Barker came up as a content creator on YouTube, and ahead of the film’s release, he was clear about what kind of filmmaker he wanted to be. “I don’t want to put myself in a box,” he said. “The movies I want to make are the ones I would be excited to go see at the theater.” Clearly, a lot of people felt the same way.

He’s part of a growing wave. Markiplier’s Iron Lung brought in $50 million on a $3–4 million budget. Danny and Michael Philippou’s Talk to Me earned $92 million on $4.5 million. And now A24 is betting on Kane Parsons’ Backrooms — born from a viral YouTube series — to be one of its biggest releases ever. But none of those had a budget as low as Obsession’s, and none generated this kind of awards conversation.

Focus Features ran a marketing campaign that matched the film’s energy. Cryptic billboards.
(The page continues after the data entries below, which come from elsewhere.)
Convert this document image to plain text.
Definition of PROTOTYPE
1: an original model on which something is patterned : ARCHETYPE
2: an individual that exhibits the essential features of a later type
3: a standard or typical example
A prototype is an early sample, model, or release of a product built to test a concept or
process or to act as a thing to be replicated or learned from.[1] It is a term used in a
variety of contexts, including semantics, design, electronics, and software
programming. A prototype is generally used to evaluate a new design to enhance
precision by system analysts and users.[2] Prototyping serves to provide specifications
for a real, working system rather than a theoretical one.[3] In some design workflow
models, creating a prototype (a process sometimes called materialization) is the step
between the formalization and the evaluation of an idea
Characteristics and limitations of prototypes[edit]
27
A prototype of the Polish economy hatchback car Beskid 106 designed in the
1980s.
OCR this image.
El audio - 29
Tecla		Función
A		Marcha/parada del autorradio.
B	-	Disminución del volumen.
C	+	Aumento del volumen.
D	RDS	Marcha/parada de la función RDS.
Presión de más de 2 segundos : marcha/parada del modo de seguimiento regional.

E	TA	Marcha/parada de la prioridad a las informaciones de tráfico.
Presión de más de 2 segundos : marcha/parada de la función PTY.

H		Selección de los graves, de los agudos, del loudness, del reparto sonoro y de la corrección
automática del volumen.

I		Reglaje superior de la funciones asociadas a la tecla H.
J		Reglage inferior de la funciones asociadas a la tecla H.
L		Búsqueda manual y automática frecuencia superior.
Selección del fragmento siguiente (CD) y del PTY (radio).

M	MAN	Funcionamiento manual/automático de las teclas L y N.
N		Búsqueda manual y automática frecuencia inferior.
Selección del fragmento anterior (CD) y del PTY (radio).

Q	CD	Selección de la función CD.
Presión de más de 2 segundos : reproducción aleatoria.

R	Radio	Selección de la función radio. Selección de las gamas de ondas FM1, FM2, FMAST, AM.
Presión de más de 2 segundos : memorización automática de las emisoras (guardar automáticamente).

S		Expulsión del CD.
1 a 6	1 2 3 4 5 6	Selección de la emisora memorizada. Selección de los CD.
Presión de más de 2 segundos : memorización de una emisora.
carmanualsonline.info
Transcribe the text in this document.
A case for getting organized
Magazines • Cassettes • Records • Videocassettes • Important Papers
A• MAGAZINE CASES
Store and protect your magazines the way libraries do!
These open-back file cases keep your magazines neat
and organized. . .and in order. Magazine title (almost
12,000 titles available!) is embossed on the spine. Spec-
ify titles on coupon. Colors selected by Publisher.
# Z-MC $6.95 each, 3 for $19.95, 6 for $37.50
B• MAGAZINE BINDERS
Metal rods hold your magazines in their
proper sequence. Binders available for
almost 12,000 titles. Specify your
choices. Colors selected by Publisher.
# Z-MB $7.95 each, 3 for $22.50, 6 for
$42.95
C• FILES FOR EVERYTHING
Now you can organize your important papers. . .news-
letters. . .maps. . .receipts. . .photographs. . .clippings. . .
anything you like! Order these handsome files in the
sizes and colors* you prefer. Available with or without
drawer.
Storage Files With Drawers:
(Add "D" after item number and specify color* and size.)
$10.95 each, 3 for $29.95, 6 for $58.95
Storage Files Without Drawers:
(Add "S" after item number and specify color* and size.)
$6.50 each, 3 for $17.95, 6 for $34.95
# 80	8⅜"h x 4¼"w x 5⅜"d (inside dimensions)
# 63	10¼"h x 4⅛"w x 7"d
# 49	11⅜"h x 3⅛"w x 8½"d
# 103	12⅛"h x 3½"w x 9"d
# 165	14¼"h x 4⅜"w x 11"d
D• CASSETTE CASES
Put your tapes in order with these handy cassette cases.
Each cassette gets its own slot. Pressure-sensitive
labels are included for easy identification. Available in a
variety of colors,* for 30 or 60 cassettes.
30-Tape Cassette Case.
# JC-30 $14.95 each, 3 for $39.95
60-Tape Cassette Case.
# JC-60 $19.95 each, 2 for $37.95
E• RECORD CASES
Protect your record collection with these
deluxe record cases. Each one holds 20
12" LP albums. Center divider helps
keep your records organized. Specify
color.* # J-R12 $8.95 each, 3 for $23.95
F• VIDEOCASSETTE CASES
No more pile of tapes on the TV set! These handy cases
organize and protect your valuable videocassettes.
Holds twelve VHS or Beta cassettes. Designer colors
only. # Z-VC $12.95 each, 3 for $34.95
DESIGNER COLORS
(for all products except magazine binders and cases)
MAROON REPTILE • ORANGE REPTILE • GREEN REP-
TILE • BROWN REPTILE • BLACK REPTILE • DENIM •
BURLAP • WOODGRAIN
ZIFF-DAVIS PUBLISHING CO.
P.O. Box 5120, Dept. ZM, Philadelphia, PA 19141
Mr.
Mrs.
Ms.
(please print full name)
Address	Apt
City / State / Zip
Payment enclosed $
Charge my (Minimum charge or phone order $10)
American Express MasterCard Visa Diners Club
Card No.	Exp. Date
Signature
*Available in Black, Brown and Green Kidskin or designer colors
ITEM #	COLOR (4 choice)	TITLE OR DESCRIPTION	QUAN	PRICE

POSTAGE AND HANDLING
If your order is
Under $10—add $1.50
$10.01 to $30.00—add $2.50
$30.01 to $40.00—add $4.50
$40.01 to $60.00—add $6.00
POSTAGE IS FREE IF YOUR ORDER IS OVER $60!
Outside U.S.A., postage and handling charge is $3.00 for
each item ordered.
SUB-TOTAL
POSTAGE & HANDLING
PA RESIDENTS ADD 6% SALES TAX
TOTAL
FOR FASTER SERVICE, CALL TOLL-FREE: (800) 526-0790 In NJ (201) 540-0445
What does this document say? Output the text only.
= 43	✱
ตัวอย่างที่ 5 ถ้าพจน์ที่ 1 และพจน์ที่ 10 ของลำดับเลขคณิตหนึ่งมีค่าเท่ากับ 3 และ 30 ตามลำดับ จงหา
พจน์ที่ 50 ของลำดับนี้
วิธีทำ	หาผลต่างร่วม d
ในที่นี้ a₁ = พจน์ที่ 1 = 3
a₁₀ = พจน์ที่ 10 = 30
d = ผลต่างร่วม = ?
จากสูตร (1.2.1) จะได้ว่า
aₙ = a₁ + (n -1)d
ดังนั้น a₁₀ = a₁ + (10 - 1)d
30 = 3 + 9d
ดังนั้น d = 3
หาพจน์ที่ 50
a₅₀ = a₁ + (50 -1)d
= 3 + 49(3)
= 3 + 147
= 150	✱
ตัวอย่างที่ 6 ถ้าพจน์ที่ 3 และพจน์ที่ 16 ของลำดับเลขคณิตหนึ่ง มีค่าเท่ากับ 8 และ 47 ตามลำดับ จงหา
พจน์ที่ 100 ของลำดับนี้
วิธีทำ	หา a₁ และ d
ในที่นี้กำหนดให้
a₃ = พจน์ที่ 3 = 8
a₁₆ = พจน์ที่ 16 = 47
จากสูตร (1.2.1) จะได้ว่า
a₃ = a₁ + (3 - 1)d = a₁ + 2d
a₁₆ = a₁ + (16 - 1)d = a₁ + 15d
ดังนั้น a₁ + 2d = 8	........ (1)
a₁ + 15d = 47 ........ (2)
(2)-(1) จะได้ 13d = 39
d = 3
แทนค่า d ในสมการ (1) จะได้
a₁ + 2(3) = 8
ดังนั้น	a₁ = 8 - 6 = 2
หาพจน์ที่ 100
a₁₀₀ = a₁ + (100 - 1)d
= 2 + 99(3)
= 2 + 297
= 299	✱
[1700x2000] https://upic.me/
A campaign where fans could sign up to receive texts from Nikki — 30,000 people did. A series of Discord quests targeting gamers that drew over a million participants in just over a week. AMC secured Dolby Cinema screens and offered an exclusive popcorn tin. Alamo Drafthouse named it an Alamo Recommend and hosted a live-streamed Q&A with Barker. It was old-school and new-school at once, and it worked.

“If we really want to make exhibition feel whole again, we need more movies like Obsession,” Focus Features distribution chief Lisa Bunnell said. “It’s nice to see a movie that surprises people and shows them there’s a lot of talent out there left to be seen. We’re taking seriously that people are discovering talent and content in new ways, and instead of dismissing it we’re saying, how are we able to take this to the big screen and really showcase the talent? I think that inspires young people. And if you can give them hope … that’s a beautiful thing.”

What Comes Next

The comparison points being thrown around right now are Hereditary — which opened to $13.5 million and finished with $90.3 million worldwide — and Barbarian, which opened to $10.5 million and closed at $46.1 million. Both were buzzy, word-of-mouth horror films from first-time directors. Obsession opened bigger than either of them.

The immediate challenge is The Mandalorian and Grogu, the first Star Wars film in seven years, which is projected to open somewhere between $80–100 million next weekend. That’s a wall. But Obsession’s Saturday-to-Sunday hold and its Monday surge suggest this isn’t a film that collapses — it builds. Paranormal Activity opened to just $77,000, lost steam, then came back to win the box office in its fifth weekend. The situations aren’t identical, but the DNA is familiar.

Barker already has two more horror films in development, a comedy, and an original take on Texas Chainsaw Massacre. He’s also been talking about Obsession sequels and an anthology series exploring different wishes and their consequences. For now, all eyes are on this weekend — and whether a little horror movie about a wish gone wrong can hold its own against Baby Yoda.